If I can get costs down elsewhere I'll maybe just do "unlimited" on some of the accounts, where "unlimited" is some large arbitrary number haha.

cuu508 · on Dec 6, 2016

That would be the nicest user experience for your users, but it is a bit risky. You probably have a "reasonable number of notifications per user per month" in mind. As you sign up new users, you will sooner or later get some that will exceed that number by a lot--without a malicious intent.

nodesocket · on Dec 6, 2016

You should just allow your users to provide their own Twilio API credentials and pass the costs to the user. You can even only make this option available on your plus and pro plans, increasing your ARPU[1].

[1] https://en.wikipedia.org/wiki/Average_revenue_per_user

paps · on Dec 6, 2016

Thanks for this. I would use it but you only do HTTP requests, right? It would be great if you could also do a true ICMP ping (like the name suggests!)

tymm · on Dec 6, 2016

I wrote something similar in bash and put it into a docker image: https://hub.docker.com/r/simplepush/alerta

Just running this docker image on a server you want to monitor is enough.

Instead of Twilio it uses Simplepush (https://simplepush.io).

cyberferret · on Dec 6, 2016

Simplepush looks like a cool service - thanks for the heads up. It seems that it accomplishes the author's main need - that for a constant buzzing which needs to be picked up and dealt with.

EDIT: Just seen that it is Android only! :-/

ubercow · on Dec 6, 2016

If you need something similar that works on iOS (and Android), take a look at https://pushover.net/

I use it for some personal automation scripts that might need to get my attention if something goes wrong.

dmourati · on Dec 6, 2016

Isn't the better plan to use Lambda instead of your servers?
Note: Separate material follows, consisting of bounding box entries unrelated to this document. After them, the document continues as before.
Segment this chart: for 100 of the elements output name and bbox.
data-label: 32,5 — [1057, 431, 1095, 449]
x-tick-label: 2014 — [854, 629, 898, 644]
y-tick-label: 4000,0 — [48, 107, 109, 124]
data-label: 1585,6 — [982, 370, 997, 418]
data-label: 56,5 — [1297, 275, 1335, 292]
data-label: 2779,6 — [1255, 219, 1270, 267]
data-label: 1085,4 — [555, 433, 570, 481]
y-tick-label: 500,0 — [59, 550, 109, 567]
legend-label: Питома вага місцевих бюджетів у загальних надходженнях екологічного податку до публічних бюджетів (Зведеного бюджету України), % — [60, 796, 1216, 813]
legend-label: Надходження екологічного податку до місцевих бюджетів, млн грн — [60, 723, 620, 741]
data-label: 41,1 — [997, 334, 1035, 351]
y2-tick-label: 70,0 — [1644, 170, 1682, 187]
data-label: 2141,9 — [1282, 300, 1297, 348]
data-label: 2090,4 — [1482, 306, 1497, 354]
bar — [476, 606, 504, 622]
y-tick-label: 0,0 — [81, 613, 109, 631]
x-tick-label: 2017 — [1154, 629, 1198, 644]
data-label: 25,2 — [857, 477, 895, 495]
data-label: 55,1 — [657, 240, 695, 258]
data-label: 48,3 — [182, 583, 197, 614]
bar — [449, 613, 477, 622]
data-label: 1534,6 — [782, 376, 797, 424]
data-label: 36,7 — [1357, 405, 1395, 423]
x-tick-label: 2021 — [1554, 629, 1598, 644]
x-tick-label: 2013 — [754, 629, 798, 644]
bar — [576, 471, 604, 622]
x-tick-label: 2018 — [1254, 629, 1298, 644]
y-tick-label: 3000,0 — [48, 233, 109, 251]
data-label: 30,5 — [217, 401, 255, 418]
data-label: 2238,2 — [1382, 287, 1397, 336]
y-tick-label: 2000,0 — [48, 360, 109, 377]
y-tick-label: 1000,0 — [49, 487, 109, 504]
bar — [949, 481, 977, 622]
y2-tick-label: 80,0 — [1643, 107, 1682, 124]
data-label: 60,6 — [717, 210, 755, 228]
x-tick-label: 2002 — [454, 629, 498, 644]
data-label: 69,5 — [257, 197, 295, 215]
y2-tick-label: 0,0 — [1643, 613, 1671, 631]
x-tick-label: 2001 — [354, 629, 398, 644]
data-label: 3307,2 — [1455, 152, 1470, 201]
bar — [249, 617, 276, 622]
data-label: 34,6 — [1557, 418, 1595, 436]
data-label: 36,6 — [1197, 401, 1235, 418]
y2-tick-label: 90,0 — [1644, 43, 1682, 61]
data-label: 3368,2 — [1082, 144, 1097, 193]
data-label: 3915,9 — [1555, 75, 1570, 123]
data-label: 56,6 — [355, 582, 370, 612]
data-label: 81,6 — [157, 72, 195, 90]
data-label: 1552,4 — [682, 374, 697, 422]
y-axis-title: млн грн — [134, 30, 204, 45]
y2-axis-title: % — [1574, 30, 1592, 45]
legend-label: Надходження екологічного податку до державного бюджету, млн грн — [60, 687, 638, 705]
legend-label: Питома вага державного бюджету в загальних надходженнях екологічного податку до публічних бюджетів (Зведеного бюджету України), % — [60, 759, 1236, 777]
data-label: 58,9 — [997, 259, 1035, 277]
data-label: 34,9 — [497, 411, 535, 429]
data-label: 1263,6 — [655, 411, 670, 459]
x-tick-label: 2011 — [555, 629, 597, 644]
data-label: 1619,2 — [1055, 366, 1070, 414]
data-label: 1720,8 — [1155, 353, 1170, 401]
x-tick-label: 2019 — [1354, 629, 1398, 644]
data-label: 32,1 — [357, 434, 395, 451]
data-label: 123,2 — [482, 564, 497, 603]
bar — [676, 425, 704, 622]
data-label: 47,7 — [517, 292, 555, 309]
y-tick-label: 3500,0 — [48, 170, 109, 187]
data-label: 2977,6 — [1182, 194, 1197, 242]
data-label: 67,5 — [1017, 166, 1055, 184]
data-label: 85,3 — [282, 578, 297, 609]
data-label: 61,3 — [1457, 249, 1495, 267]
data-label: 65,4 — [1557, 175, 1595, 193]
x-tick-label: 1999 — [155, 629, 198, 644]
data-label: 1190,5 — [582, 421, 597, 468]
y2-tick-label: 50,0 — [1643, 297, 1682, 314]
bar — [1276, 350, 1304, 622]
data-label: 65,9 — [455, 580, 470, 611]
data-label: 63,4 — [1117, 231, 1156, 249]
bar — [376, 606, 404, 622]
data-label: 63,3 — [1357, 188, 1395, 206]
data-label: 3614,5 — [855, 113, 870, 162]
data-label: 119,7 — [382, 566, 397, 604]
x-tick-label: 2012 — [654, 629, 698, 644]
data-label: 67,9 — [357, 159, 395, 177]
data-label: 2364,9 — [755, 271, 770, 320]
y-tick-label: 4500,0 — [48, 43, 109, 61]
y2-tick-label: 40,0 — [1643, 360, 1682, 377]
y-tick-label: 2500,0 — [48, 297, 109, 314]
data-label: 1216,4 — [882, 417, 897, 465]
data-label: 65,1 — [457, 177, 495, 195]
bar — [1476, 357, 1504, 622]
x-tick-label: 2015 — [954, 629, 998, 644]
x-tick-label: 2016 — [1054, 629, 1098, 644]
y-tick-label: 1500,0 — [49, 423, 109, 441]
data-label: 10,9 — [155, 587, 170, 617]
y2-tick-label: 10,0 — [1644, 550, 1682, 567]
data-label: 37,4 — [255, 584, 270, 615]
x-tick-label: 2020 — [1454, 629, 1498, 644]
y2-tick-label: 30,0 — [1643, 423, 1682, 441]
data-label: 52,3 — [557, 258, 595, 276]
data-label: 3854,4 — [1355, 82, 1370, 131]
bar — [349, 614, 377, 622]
justinc8687 · on Dec 6, 2016

I use https://aremysitesup.com/ and I've found it really helpful as it one of the few inexpensive services I've found that will CALL me if things are down. SMS is nice, but I use the do-not-disturb feature on my phone in the evenings, and at least on iOS, the only way to punch through that is with a call from a number on my favorites list. This meets that need very well and I've found the service to be quite spot on alerting me (both when I had one instance of things hitting the fan, but also during scheduled maintenance). I'd highly recommend.

intrasight · on Dec 6, 2016

The advantage of this type of cloud solution over a one-size-fits-all cloud service like Pingdom (which I use) is flexibility. You can configure cloud agents to perform nearly any task you can envision.

gravypod · on Dec 6, 2016

I don't know if everyone knows this but you can make texts using email.

Most providers have SMTP gateways for SMS services. Verizon runs @vtext.com

gtaylor · on Dec 6, 2016

Just keep in mind that these aren't incredibly reliable across the board. Others have very low or arbitrary autoban or blacklist policies. I eventually caved and paid Twilio to hassle with SMS logistics for me, rather than deal with the weirdness.

tomascot · on Dec 6, 2016

I did this for non-critical ops, it's just a foward to my phone's email address, really simple. The problem is that not every company is reliable or even has that email

social_quotient · on Dec 6, 2016

Note: instead of dynamodb for the lookup mentioned at the bottom, maybe consider https://aws.amazon.com/athena/ for an s3 query

illumin8 · on Dec 6, 2016

You could literally just store a .CSV file in S3 with a table that has the on-call schedule in it and run SQL queries against Athena that would be cheap... you'd be querying a few KB, but DynamoDB is probably better for this use case, honestly. Athena is great for scanning huge datasets very quickly.

cagataygurturk · on Dec 6, 2016

Route53 Health Checks & SNS can send sms message without any Lambda involved.

theparanoid · on Dec 6, 2016

I've used montastic.com for years. 2min setup to fire and forget.